|Spam results for buying Windows|
Major websites hijacked
The list of hijacked sites include:
- Harvard (Alexa rank in US: 875, cxc.harvard.edu)
- MIT (Alexa rank in US: 963, petar.blog.lcs.mit.edu, fig.scripts.mit.edu, hlt.media.mit.edu)
- Stanford (rank 782, mentalhealth.stanford.edu, yuba.stanford.edu, assu.stanford.edu)
- Fandango (rank 236, www.summermovies.fandango.com)
The fake stores use multiple domain names, and each site looks slightly different: softsupreme.com, softsupreme.net, buysupreme.net, software-supreme.com, softbuy-download.net, softbuy-download.com, sacon.org, topoemdownloads.net, etc. I've seen more than 75 different domains so far.

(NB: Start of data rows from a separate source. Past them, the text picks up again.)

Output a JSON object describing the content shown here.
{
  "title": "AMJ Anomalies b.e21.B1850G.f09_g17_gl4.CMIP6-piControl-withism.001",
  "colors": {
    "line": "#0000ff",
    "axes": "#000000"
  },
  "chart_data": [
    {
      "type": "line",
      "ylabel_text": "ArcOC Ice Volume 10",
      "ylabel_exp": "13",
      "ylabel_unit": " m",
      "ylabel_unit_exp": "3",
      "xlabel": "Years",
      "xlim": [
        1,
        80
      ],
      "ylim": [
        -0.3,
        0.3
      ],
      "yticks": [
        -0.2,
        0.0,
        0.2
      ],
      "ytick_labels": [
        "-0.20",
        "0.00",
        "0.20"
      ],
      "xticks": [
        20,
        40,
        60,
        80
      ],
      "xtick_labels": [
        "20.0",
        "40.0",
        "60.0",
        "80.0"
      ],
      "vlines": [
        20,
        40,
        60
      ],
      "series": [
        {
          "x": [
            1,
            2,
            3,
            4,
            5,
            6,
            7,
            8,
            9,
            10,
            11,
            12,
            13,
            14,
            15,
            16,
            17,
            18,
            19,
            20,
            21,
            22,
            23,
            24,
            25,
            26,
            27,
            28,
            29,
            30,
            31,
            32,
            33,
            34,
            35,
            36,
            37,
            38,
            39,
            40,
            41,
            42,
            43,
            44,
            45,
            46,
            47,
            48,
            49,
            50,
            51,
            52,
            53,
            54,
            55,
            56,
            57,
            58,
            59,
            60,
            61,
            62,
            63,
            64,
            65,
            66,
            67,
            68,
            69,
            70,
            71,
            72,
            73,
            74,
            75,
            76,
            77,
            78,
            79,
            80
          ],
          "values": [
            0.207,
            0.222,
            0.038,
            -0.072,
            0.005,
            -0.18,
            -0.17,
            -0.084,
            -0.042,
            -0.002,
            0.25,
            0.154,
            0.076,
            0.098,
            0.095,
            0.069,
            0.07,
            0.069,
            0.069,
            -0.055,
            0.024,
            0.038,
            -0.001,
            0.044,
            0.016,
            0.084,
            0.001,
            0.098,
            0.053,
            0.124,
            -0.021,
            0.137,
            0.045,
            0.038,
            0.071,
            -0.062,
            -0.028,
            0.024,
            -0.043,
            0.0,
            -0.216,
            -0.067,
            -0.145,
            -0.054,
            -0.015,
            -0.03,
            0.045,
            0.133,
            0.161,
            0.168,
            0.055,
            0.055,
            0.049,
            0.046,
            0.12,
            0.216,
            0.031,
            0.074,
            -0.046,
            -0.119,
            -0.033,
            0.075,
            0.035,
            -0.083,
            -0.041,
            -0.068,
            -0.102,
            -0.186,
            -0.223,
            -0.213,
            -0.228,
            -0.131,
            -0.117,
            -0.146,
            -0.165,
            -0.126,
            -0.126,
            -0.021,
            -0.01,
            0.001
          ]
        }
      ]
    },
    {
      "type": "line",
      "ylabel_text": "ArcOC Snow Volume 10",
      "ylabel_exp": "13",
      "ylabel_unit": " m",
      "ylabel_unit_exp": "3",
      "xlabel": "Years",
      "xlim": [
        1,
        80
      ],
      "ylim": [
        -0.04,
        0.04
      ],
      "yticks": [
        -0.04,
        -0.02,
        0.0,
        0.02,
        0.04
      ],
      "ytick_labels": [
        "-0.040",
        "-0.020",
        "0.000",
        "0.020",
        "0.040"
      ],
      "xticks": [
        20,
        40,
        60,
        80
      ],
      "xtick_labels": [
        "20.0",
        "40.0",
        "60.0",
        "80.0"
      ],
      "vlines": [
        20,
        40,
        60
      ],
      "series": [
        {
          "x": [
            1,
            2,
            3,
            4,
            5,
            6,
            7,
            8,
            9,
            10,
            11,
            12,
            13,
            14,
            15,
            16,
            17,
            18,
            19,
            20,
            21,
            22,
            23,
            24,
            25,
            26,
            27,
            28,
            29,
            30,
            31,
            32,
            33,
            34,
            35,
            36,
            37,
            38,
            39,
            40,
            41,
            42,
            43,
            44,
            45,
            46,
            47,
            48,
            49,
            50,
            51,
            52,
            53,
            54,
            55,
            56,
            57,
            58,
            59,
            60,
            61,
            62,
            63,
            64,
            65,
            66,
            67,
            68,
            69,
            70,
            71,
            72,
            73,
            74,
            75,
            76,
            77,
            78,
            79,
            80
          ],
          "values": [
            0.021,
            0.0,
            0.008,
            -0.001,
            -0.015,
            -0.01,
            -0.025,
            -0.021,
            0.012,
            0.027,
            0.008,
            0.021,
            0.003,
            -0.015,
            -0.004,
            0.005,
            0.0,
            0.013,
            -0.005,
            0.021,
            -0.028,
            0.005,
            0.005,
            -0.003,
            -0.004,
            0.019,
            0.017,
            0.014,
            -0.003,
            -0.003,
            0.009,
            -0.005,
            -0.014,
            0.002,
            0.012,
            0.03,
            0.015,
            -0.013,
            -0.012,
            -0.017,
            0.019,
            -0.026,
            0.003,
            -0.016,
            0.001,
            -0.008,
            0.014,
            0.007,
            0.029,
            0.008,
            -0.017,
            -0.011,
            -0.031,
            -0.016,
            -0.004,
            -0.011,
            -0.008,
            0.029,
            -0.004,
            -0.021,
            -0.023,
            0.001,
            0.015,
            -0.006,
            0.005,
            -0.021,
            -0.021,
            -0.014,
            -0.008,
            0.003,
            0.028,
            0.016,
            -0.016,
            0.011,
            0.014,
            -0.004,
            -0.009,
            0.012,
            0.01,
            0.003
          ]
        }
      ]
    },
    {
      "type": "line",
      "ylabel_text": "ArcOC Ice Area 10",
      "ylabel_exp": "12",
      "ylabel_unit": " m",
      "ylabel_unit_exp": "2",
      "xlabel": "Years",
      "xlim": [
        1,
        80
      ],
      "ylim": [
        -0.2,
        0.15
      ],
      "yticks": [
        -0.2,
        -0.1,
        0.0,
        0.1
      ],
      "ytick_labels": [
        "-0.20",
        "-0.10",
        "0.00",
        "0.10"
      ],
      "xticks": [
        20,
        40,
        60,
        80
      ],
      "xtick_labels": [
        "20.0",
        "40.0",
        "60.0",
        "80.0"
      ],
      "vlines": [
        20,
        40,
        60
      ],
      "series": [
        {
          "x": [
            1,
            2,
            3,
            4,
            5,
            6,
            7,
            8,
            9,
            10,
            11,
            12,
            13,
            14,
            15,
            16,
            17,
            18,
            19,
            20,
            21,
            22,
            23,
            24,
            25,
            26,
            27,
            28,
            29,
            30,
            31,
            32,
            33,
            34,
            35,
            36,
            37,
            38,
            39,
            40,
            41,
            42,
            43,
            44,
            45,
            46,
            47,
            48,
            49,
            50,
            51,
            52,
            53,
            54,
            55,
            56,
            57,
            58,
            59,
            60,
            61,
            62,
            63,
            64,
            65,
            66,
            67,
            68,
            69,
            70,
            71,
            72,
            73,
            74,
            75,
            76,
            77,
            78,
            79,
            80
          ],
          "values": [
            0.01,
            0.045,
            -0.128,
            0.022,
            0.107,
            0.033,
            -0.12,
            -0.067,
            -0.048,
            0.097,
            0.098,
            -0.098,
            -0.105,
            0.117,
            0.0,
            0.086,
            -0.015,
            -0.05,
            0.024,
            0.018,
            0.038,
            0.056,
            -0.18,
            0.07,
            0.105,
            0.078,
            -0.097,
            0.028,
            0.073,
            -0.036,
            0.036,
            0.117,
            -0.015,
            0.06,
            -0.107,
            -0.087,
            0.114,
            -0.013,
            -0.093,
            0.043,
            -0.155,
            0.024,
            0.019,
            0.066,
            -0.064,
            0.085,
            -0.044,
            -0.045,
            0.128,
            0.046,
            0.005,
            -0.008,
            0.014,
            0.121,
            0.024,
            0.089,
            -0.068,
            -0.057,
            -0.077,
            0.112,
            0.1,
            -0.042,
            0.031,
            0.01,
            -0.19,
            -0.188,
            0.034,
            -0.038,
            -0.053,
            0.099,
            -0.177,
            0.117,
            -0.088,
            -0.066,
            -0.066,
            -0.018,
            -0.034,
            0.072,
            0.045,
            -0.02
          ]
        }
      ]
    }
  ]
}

Multiple languages and other spams
Unlike the usual Blackhat spam SEO coming from the Google Hot Trends, this type of spam is targeted at multiple languages: English, French ("achat windows"), German ("Microsoft kaufen"), etc.
Hijacked sites on non-standard ports are also used for other types of spam: US student visa, Viagra, etc.
Once again spammers have managed to poison search results for popular searches. This specific spam was reported a month ago, but it still shows up in the first page of results for multiple searches.